Hua Zhenghong saygıyla mektubu teslim etti.
Ming Xin mektubu açtı. Tek bir cümle vardı: Etrafınızdakilere dikkat edin.
Ming Xin, sonunda kağıdı ezip toza çevirmeden önce cümleye uzun süre baktı.
Ming Xin sakince, “İmparator Yu’ya bildiğimi söyle,” dedi.
Hua Zhenghong ayrılmadan önce “Anlaşıldı” dedi.
…
Aynı zamanda.
Xuanyi Sarayı.
Bir Dao salonunda.
Lu Zhou havada yükseldi. Vücudu tamamen ilahi güç tarafından örtülmüştü.
Aynı zamanda, ilahi gücün bir kısmı da eriyip gidecekti. Yıldız ışığı noktaları vücuduna girmeden önce Sekiz Olağanüstü Meridyen boyunca akan yeni bir güç oluşturuyordu.
Güç sakinleştiğinde Lu Zhou nihayet gözlerini açtı. İçgüdüsel olarak sistem arayüzüne baktı. Ömrü 100.000 yıl kısalmıştı.

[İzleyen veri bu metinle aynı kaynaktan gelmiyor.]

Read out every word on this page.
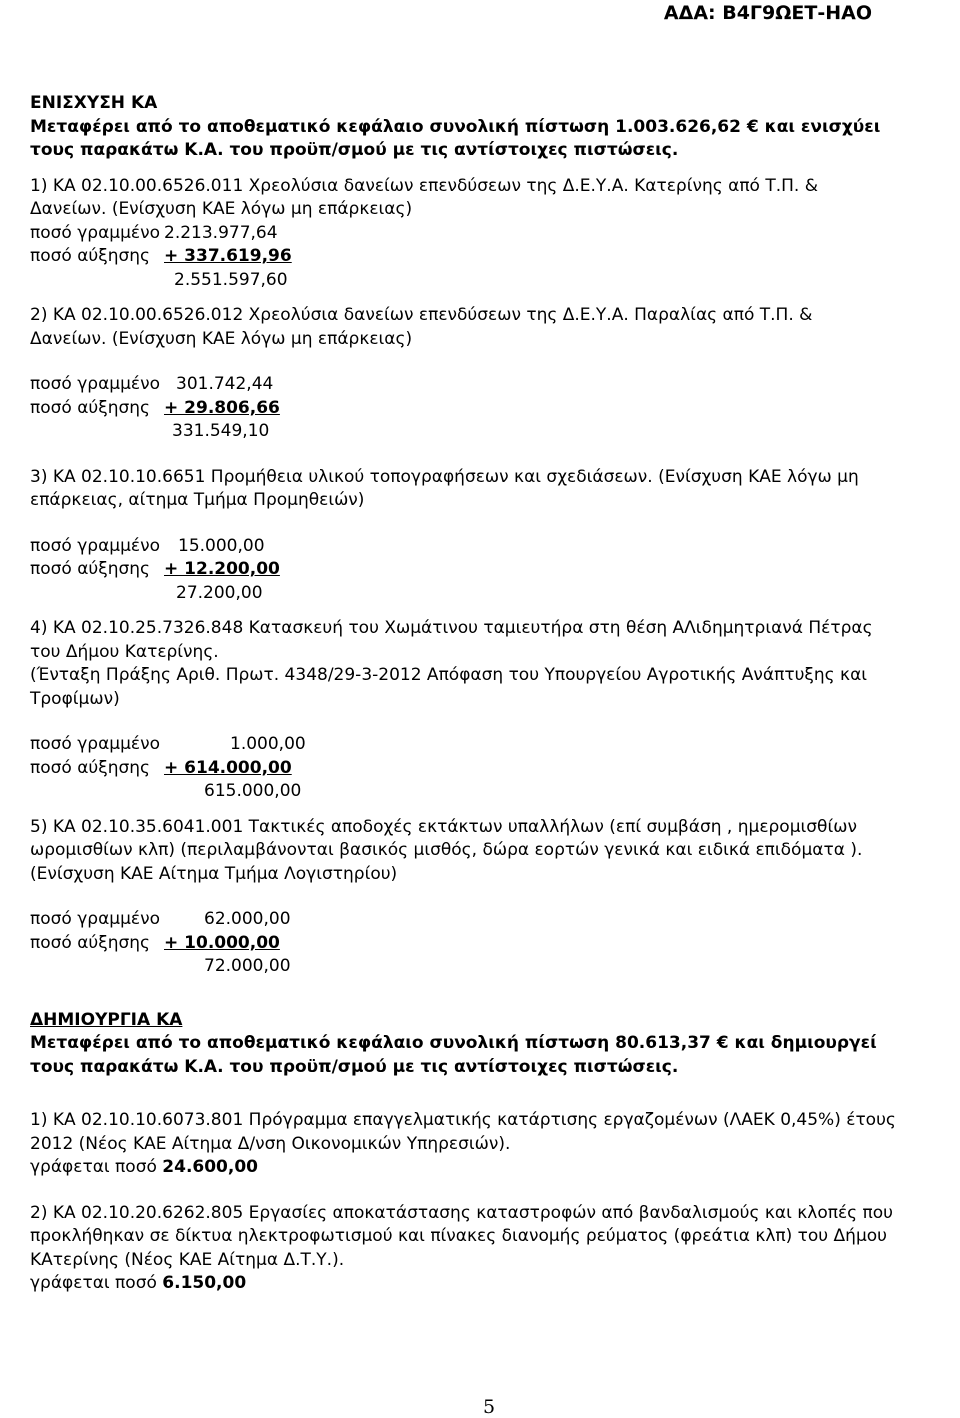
ΑΔΑ: Β4Γ9ΩΕΤ-ΗΑΟ
ΕΝΙΣΧΥΣΗ ΚΑ
Μεταφέρει από το αποθεματικό κεφάλαιο συνολική πίστωση 1.003.626,62 € και ενισχύει
τους παρακάτω Κ.Α. του προϋπ/σμού με τις αντίστοιχες πιστώσεις.
1) ΚΑ 02.10.00.6526.011 Χρεολύσια δανείων επενδύσεων της Δ.Ε.Υ.Α. Κατερίνης από Τ.Π. &
Δανείων. (Ενίσχυση ΚΑΕ λόγω μη επάρκειας)
ποσό γραμμένο 2.213.977,64
ποσό αύξησης + 337.619,96
2.551.597,60
2) ΚΑ 02.10.00.6526.012 Χρεολύσια δανείων επενδύσεων της Δ.Ε.Υ.Α. Παραλίας από Τ.Π. &
Δανείων. (Ενίσχυση ΚΑΕ λόγω μη επάρκειας)
ποσό γραμμένο 301.742,44
ποσό αύξησης + 29.806,66
331.549,10
3) ΚΑ 02.10.10.6651 Προμήθεια υλικού τοπογραφήσεων και σχεδιάσεων. (Ενίσχυση ΚΑΕ λόγω μη
επάρκειας, αίτημα Τμήμα Προμηθειών)
ποσό γραμμένο	15.000,00
ποσό αύξησης + 12.200,00
27.200,00
4) ΚΑ 02.10.25.7326.848 Κατασκευή του Χωμάτινου ταμιευτήρα στη θέση ΑΛιδημητριανά Πέτρας
του Δήμου Κατερίνης.
(Ένταξη Πράξης Αριθ. Πρωτ. 4348/29-3-2012 Απόφαση του Υπουργείου Αγροτικής Ανάπτυξης και
Τροφίμων)
ποσό γραμμένο	1.000,00
ποσό αύξησης + 614.000,00
615.000,00
5) ΚΑ 02.10.35.6041.001 Τακτικές αποδοχές εκτάκτων υπαλλήλων (επί συμβάση , ημερομισθίων
ωρομισθίων κλπ) (περιλαμβάνονται βασικός μισθός, δώρα εορτών γενικά και ειδικά επιδόματα ).
(Ενίσχυση ΚΑΕ Αίτημα Τμήμα Λογιστηρίου)
ποσό γραμμένο	62.000,00
ποσό αύξησης + 10.000,00
72.000,00
ΔΗΜΙΟΥΡΓΙΑ ΚΑ
Μεταφέρει από το αποθεματικό κεφάλαιο συνολική πίστωση 80.613,37 € και δημιουργεί
τους παρακάτω Κ.Α. του προϋπ/σμού με τις αντίστοιχες πιστώσεις.
1) ΚΑ 02.10.10.6073.801 Πρόγραμμα επαγγελματικής κατάρτισης εργαζομένων (ΛΑΕΚ 0,45%) έτους
2012 (Νέος ΚΑΕ Αίτημα Δ/νση Οικονομικών Υπηρεσιών).
γράφεται ποσό 24.600,00
2) ΚΑ 02.10.20.6262.805 Εργασίες αποκατάστασης καταστροφών από βανδαλισμούς και κλοπές που
προκλήθηκαν σε δίκτυα ηλεκτροφωτισμού και πίνακες διανομής ρεύματος (φρεάτια κλπ) του Δήμου
ΚΑτερίνης (Νέος ΚΑΕ Αίτημα Δ.Τ.Υ.).
γράφεται ποσό 6.150,00
5
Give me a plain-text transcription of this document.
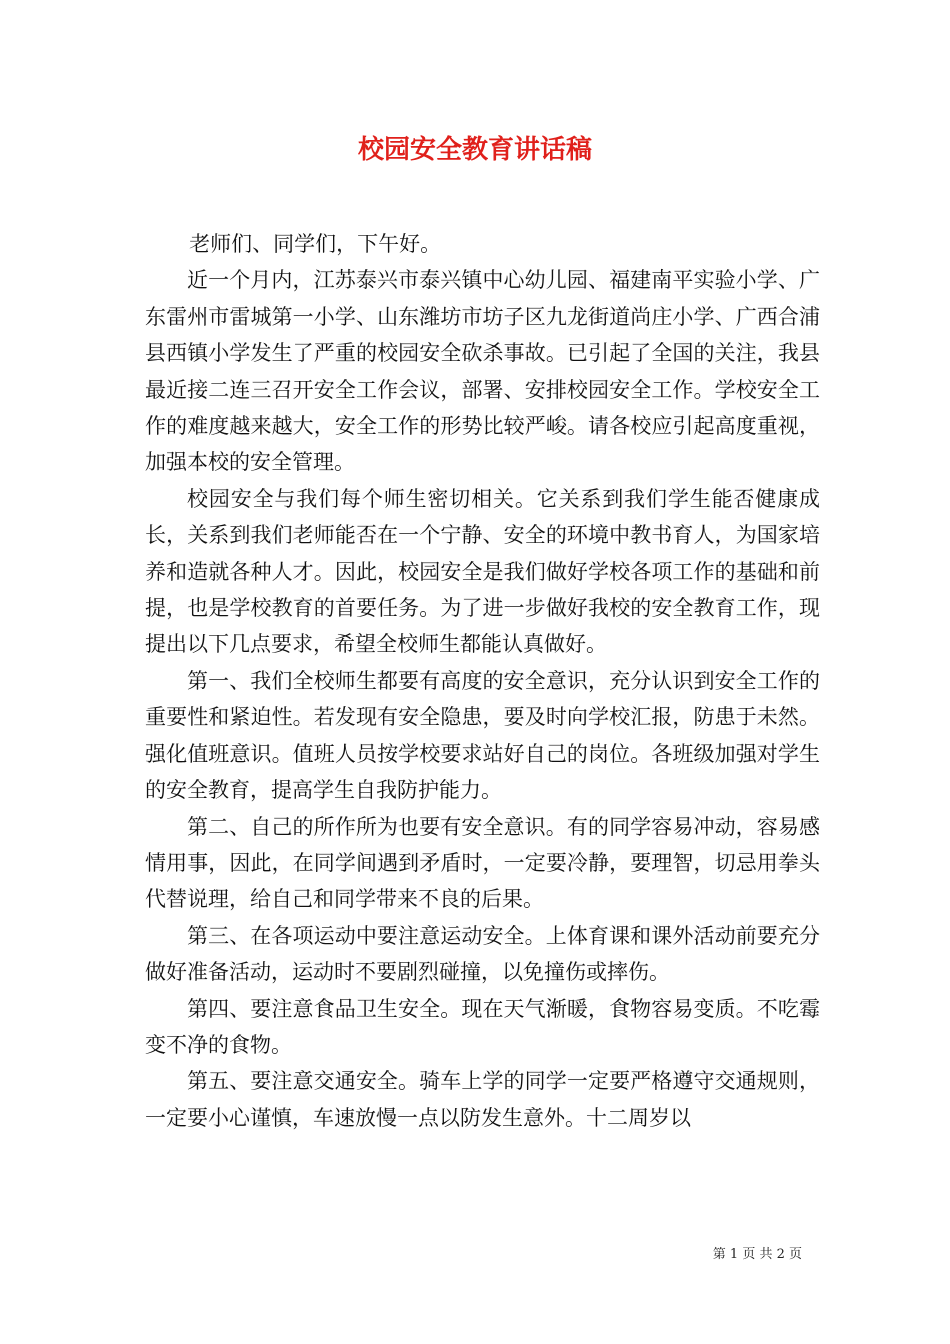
校园安全教育讲话稿

老师们、同学们，下午好。

近一个月内，江苏泰兴市泰兴镇中心幼儿园、福建南平实验小学、广东雷州市雷城第一小学、山东潍坊市坊子区九龙街道尚庄小学、广西合浦县西镇小学发生了严重的校园安全砍杀事故。已引起了全国的关注，我县最近接二连三召开安全工作会议，部署、安排校园安全工作。学校安全工作的难度越来越大，安全工作的形势比较严峻。请各校应引起高度重视，加强本校的安全管理。

校园安全与我们每个师生密切相关。它关系到我们学生能否健康成长，关系到我们老师能否在一个宁静、安全的环境中教书育人，为国家培养和造就各种人才。因此，校园安全是我们做好学校各项工作的基础和前提，也是学校教育的首要任务。为了进一步做好我校的安全教育工作，现提出以下几点要求，希望全校师生都能认真做好。

第一、我们全校师生都要有高度的安全意识，充分认识到安全工作的重要性和紧迫性。若发现有安全隐患，要及时向学校汇报，防患于未然。强化值班意识。值班人员按学校要求站好自己的岗位。各班级加强对学生的安全教育，提高学生自我防护能力。

第二、自己的所作所为也要有安全意识。有的同学容易冲动，容易感情用事，因此，在同学间遇到矛盾时，一定要冷静，要理智，切忌用拳头代替说理，给自己和同学带来不良的后果。

第三、在各项运动中要注意运动安全。上体育课和课外活动前要充分做好准备活动，运动时不要剧烈碰撞，以免撞伤或摔伤。

第四、要注意食品卫生安全。现在天气渐暖，食物容易变质。不吃霉变不净的食物。

第五、要注意交通安全。骑车上学的同学一定要严格遵守交通规则，一定要小心谨慎，车速放慢一点以防发生意外。十二周岁以

第 1 页 共 2 页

“Daha önce beş Doğum Haritasını aynı anda etkinleştirmeme rağmen mavi avatar gerçekten yaşam süremi uzatmadı. Şimdi 100.000 yılımı bile kaybettim…”
Neyse ki Lu Zhou’nun 250.000 yılı vardı ve bu fazlasıyla yeterliydi. Üstelik hâlâ birçok Tersine Çevirme Kartı vardı.
Lu Zhou kendi kendine mırıldandı, “Grand Mystic Mountain’a dönüp bir göz atma zamanı geldi,” diye mırıldandı.
Şu anda…
“Köşk Ustası Lu, sohbet etmek için gelebilir miyim?”
“İçeri gelin,” diye yanıtladı Lu Zhou.
Salonun dışındakiler, Büyük İlahi Kral ve Xuanyi Mekanının Salon Efendisi olan Xuanyi’ye çoktan alışmışlardı ve Lu Zhou ile konuşmak için izin istiyorlardı.
Xuanyi salona girdiğinde çalıları dövmeden şöyle dedi: “Bu kötü. İkinci Yıkım Sütunu çöktü!”